In part I, we took a quick look at technologies that analyze plasma proteins, the most accessible, but noisiest and least informative about mechanism, amongst the sample types that we examine.

Here, we quickly review technologies that examine cells. These are the technologies I grew up on, so they are fun to write about.

An important note: This post focuses on technologies that study cells by the proteins they express.

*Molecular cytometry is a generic term for CITE-Seq and AbSeq.

Here's a summary chart to help you quickly evaluate the relative merits of each. A green block indicates that the technology is best for a particular category, a red box denotes that the tech is comparatively poor for that category, and a yellow box is somewhere in between.

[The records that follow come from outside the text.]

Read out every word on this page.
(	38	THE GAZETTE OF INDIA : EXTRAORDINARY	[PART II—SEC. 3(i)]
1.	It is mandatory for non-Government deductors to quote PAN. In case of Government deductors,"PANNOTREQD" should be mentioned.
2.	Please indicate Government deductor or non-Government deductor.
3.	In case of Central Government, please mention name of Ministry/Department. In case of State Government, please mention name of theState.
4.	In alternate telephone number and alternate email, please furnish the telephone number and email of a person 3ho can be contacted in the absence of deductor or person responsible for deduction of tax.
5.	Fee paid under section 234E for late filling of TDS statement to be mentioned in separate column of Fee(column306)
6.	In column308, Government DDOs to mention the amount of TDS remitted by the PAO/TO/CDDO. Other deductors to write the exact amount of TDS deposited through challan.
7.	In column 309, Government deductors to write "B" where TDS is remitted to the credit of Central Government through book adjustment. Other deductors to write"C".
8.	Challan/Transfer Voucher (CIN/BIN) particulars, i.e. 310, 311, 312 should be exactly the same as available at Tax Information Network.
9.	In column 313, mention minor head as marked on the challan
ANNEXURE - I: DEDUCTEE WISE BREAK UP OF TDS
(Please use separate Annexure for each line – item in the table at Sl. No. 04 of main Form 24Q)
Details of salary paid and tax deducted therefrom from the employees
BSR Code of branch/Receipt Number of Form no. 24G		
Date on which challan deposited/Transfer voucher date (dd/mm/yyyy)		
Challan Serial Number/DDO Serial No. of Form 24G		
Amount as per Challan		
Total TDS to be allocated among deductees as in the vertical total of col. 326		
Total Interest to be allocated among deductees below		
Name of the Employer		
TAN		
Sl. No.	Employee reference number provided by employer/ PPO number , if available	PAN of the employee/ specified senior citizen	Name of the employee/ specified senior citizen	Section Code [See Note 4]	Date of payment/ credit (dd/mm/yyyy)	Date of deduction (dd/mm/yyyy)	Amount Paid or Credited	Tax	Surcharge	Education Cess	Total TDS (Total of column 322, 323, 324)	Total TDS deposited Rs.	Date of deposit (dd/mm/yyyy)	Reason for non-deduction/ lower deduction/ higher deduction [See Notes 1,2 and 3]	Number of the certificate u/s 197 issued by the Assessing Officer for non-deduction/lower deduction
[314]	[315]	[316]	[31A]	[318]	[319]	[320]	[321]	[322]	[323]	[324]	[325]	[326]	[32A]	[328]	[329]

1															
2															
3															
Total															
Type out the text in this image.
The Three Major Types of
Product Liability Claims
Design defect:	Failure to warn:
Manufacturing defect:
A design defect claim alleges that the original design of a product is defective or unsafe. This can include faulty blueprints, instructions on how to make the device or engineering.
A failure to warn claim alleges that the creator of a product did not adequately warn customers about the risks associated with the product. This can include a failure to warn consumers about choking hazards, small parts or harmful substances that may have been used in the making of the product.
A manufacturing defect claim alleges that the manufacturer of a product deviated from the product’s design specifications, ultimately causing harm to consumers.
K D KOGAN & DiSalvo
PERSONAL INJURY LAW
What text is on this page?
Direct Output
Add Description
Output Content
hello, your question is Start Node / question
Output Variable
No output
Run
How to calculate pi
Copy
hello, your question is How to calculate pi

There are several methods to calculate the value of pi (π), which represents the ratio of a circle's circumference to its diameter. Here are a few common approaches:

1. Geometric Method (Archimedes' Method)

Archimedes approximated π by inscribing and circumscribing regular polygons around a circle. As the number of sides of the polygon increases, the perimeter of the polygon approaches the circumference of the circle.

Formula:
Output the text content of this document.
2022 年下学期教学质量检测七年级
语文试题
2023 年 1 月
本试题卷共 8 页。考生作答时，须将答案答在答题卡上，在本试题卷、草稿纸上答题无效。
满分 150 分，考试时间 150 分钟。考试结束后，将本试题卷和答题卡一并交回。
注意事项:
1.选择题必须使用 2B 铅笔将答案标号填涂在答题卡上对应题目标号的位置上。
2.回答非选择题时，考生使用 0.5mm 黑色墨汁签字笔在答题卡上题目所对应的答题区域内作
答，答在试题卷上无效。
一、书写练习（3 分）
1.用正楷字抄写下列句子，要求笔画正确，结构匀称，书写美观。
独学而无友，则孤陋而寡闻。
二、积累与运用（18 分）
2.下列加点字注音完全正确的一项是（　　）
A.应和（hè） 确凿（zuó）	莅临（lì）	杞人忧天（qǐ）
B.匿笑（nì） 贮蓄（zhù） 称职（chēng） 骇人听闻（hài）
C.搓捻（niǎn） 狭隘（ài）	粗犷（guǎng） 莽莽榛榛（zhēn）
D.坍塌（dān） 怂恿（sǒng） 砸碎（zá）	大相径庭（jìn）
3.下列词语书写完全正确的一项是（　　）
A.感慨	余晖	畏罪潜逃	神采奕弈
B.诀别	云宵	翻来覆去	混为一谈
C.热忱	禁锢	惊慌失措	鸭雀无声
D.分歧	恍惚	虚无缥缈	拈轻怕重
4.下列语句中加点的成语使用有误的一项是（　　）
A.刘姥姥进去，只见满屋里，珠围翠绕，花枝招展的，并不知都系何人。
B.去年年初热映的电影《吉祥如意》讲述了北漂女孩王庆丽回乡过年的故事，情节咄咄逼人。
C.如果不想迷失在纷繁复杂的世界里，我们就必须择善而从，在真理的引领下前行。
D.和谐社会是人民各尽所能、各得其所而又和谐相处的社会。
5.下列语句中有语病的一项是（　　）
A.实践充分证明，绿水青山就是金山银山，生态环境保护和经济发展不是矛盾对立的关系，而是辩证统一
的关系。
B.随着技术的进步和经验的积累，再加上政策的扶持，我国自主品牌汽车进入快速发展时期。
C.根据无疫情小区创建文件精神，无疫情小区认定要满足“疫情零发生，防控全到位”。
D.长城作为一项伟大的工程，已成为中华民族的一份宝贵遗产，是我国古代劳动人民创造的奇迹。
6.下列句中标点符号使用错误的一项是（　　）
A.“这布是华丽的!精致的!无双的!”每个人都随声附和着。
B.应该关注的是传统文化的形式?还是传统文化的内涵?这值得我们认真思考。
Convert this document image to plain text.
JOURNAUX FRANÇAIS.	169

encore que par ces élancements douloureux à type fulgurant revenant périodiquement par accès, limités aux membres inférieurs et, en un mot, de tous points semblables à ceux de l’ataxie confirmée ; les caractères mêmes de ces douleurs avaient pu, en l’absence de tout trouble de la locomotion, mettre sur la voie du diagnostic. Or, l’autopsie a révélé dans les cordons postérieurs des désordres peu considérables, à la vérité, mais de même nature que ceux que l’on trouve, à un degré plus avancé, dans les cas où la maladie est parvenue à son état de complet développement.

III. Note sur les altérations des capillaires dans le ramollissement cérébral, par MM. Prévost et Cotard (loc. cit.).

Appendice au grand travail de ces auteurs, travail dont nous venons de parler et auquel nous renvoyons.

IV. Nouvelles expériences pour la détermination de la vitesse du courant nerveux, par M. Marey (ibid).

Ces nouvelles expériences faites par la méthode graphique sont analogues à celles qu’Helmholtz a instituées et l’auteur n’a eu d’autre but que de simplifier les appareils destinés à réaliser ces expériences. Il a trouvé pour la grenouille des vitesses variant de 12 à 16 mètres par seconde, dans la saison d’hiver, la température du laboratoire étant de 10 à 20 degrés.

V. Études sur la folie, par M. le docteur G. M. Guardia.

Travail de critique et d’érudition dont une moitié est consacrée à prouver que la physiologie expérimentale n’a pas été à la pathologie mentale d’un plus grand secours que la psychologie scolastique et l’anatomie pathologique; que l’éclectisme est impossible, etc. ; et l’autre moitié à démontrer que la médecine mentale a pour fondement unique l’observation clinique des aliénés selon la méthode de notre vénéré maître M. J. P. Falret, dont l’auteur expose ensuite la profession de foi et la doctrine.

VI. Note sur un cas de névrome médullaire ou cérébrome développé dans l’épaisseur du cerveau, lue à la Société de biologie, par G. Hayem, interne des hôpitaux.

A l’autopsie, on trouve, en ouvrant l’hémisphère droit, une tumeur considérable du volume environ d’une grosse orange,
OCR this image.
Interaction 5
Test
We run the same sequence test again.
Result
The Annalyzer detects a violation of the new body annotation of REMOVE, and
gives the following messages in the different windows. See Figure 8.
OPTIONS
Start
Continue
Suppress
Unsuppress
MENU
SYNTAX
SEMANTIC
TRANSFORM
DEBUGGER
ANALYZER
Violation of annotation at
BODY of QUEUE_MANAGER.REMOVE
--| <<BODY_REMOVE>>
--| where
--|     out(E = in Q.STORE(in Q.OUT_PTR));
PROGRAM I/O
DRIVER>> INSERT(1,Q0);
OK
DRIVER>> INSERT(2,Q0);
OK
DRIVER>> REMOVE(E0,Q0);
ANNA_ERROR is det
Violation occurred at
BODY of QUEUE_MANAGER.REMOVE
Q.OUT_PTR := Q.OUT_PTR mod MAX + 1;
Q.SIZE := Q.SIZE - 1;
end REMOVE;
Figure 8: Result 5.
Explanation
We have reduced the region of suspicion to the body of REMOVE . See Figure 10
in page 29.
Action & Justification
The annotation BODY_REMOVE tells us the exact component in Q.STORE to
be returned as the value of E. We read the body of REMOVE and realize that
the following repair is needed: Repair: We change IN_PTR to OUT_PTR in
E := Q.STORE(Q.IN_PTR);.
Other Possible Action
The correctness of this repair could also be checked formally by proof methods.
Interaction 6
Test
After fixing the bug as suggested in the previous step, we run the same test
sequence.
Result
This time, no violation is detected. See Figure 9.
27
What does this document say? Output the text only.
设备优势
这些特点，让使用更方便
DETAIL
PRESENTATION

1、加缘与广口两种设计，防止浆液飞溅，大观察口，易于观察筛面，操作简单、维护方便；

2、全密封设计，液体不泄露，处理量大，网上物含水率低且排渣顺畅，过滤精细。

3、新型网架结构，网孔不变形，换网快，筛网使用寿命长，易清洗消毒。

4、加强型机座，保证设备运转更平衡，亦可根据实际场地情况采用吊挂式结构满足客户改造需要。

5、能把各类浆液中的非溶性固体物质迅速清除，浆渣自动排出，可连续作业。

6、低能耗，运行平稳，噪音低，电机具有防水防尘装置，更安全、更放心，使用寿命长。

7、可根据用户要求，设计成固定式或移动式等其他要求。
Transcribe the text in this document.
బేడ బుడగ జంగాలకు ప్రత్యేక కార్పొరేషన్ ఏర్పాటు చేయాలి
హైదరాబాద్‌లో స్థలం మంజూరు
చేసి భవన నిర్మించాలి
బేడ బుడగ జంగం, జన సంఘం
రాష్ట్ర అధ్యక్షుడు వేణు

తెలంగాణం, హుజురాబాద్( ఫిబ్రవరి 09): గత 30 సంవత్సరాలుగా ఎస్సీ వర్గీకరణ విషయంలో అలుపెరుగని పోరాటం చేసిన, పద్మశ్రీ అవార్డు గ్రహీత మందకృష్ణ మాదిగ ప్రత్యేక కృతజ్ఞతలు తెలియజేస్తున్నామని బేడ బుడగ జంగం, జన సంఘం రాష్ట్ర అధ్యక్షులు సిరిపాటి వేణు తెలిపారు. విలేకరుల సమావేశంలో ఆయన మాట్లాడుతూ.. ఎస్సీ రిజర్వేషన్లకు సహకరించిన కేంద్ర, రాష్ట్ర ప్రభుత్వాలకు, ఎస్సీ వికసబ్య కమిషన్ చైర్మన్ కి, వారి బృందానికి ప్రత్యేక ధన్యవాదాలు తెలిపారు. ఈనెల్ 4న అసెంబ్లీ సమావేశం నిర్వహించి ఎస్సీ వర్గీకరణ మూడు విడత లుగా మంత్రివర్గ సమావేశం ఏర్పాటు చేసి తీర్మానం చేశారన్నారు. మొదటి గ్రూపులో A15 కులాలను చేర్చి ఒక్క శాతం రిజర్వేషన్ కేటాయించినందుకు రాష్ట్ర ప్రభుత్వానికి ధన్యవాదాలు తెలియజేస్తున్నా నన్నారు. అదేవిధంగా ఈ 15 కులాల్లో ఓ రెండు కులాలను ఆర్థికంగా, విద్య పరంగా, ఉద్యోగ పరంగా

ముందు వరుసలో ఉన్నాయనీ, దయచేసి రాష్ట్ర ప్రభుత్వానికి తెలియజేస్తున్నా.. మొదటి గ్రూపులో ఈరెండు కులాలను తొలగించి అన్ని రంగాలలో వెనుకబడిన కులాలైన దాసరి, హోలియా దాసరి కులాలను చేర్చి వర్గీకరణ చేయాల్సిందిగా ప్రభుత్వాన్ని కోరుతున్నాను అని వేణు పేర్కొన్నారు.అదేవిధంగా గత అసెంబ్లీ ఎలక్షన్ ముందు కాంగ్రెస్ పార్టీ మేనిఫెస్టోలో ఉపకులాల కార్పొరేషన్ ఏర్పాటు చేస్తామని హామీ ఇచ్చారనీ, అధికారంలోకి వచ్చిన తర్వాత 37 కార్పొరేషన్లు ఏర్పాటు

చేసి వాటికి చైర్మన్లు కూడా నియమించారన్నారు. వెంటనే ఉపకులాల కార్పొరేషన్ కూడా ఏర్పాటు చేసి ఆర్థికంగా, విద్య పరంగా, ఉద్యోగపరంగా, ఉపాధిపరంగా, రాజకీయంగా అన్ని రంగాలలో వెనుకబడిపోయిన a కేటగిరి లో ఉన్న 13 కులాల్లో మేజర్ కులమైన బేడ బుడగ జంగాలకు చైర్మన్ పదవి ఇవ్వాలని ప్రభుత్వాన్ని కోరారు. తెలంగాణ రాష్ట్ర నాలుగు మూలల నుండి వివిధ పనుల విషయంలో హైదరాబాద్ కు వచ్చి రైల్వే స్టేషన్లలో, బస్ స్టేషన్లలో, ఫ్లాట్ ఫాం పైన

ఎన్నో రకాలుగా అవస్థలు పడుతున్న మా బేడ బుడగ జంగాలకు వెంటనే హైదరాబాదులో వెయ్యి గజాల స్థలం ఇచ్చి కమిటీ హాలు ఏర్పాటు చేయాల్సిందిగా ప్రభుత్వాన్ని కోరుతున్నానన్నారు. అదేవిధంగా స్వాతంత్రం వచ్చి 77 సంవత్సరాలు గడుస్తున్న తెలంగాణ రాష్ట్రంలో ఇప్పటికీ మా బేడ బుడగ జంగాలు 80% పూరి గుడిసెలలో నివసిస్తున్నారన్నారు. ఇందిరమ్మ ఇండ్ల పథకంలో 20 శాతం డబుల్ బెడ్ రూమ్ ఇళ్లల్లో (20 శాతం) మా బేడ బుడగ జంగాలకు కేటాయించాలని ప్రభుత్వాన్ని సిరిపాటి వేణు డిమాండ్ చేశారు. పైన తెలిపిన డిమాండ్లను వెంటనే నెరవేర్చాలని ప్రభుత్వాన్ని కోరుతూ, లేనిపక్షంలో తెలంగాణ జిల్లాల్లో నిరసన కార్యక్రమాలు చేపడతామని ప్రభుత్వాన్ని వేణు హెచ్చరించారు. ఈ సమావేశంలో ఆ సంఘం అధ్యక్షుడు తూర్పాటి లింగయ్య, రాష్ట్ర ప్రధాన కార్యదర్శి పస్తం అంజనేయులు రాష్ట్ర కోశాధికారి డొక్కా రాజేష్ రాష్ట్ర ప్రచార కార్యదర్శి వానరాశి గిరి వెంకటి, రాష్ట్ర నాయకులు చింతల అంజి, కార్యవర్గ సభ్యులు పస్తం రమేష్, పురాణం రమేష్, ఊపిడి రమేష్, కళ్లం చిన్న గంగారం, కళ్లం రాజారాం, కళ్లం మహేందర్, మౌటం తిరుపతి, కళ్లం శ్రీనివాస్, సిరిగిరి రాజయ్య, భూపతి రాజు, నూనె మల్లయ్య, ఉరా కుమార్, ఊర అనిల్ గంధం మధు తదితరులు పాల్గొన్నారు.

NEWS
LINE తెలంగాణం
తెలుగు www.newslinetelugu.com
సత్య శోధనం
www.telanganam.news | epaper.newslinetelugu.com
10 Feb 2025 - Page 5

The category "Translation to Impactful Assay" deserves a little more discussion. I'm thinking of this in terms of how easily the assay can be translated for work in a large clinical trial or for a clinical test/companion diagnostic. Flow cytometry is readily available everywhere, and generally a conventional or spectral high parameter panel can be reduced to a simpler panel easily. A marker of interest from a molecular cytometry can be easily translated into a qPCR assay (for an mRNA target) or a simple cytometry assay for a protein target. Mass cytometry is not as easily available as flow cytometry, and - in my experience, your mileage may vary - translating a mass cytometry panel into a flow cytometry panel sometimes is tough for proteins expressed on the cell surface. That's why I gave the corresponding cell a slightly less than green score.